The mice exposed to an inescapable stressor showed more effects on non-associative behavior: Males were less social and less willing to explore and exhibited exaggerated fear; females exhibited general anxiety-like behavior.
Meanwhile, mice exposed to a controllable stressor showed little or no effect the next day.
“Having control over some aspect of negative life events has long been associated with resilience in humans,” said Root.
Next, the research team targeted a brain region called the ventral tegmental area (VTA), often referred to as the brain’s reward center due to its rich fabric of reward-associated dopamine-producing cells.
Through laboratory experiments, they found that stress-activated a different kind of cells in the VTA known as vesicular glutamate transporter 2 neurons (VGluT2), which produce the chemical messenger glutamate, among other messengers.
When they used cutting-edge molecular tools to temporarily silence a subset of those cells before a stressful event, no negative consequences occurred.
“The mice continued to be social, explore new environments, and were very resistant to future stressors,” said Root. “It’s almost as if the animal didn’t experience any stress the day before.”
A future ‘stress vaccine’?
The study confirms that stress-induced activation of glutamate neurons is required for the development of the more intractable behavioral consequences of trauma.

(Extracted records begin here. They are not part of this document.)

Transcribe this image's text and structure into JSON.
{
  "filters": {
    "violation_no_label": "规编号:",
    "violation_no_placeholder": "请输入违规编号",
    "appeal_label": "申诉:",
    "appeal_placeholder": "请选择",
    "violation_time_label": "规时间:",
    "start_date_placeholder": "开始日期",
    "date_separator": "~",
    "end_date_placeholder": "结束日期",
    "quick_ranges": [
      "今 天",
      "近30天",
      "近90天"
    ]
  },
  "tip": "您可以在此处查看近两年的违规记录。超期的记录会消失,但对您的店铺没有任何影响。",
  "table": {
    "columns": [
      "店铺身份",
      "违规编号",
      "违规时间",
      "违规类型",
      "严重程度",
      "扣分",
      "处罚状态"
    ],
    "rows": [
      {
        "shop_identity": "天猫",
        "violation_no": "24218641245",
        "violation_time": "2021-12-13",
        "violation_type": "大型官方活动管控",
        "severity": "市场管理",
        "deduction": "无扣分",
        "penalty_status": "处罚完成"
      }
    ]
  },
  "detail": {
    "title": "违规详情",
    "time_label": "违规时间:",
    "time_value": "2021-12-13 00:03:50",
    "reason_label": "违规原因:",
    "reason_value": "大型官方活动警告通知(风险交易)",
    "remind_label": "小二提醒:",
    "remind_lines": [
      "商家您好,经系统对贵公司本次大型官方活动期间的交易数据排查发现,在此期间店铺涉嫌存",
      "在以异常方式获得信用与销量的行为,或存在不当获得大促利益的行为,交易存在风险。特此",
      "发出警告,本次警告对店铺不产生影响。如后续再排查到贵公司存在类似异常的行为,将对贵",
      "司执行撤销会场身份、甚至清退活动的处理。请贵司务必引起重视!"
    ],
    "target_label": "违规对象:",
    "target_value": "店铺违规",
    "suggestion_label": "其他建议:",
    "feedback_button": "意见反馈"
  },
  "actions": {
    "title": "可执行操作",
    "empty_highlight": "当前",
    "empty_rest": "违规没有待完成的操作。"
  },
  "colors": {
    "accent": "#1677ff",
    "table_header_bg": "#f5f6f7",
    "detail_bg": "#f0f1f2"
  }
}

It also suggests that by silencing those cells, the brain can be made more resilient to stress.
The researchers envision a day when soldiers or emergency room doctors could be given a treatment prophylactically to reduce the activity of such cells before they’re exposed to a major stressor, or even after a traumatic event has occurred, to fend off lingering health effects.
“Understanding which neural circuits and cell types contribute to both associative and nonassociative consequences following stress is a critical step toward developing targeted therapeutics to ameliorate mental health disorders that can result from trauma,” said Root.
Some very interesting results in that research and while we don’t specialize in PTSD or Trauma work, it is not uncommon for counselling clients to have experienced some form of trauma.
Hopefully, further research can help contribute to new interventions that can help those people still struggling with the echoes of the past.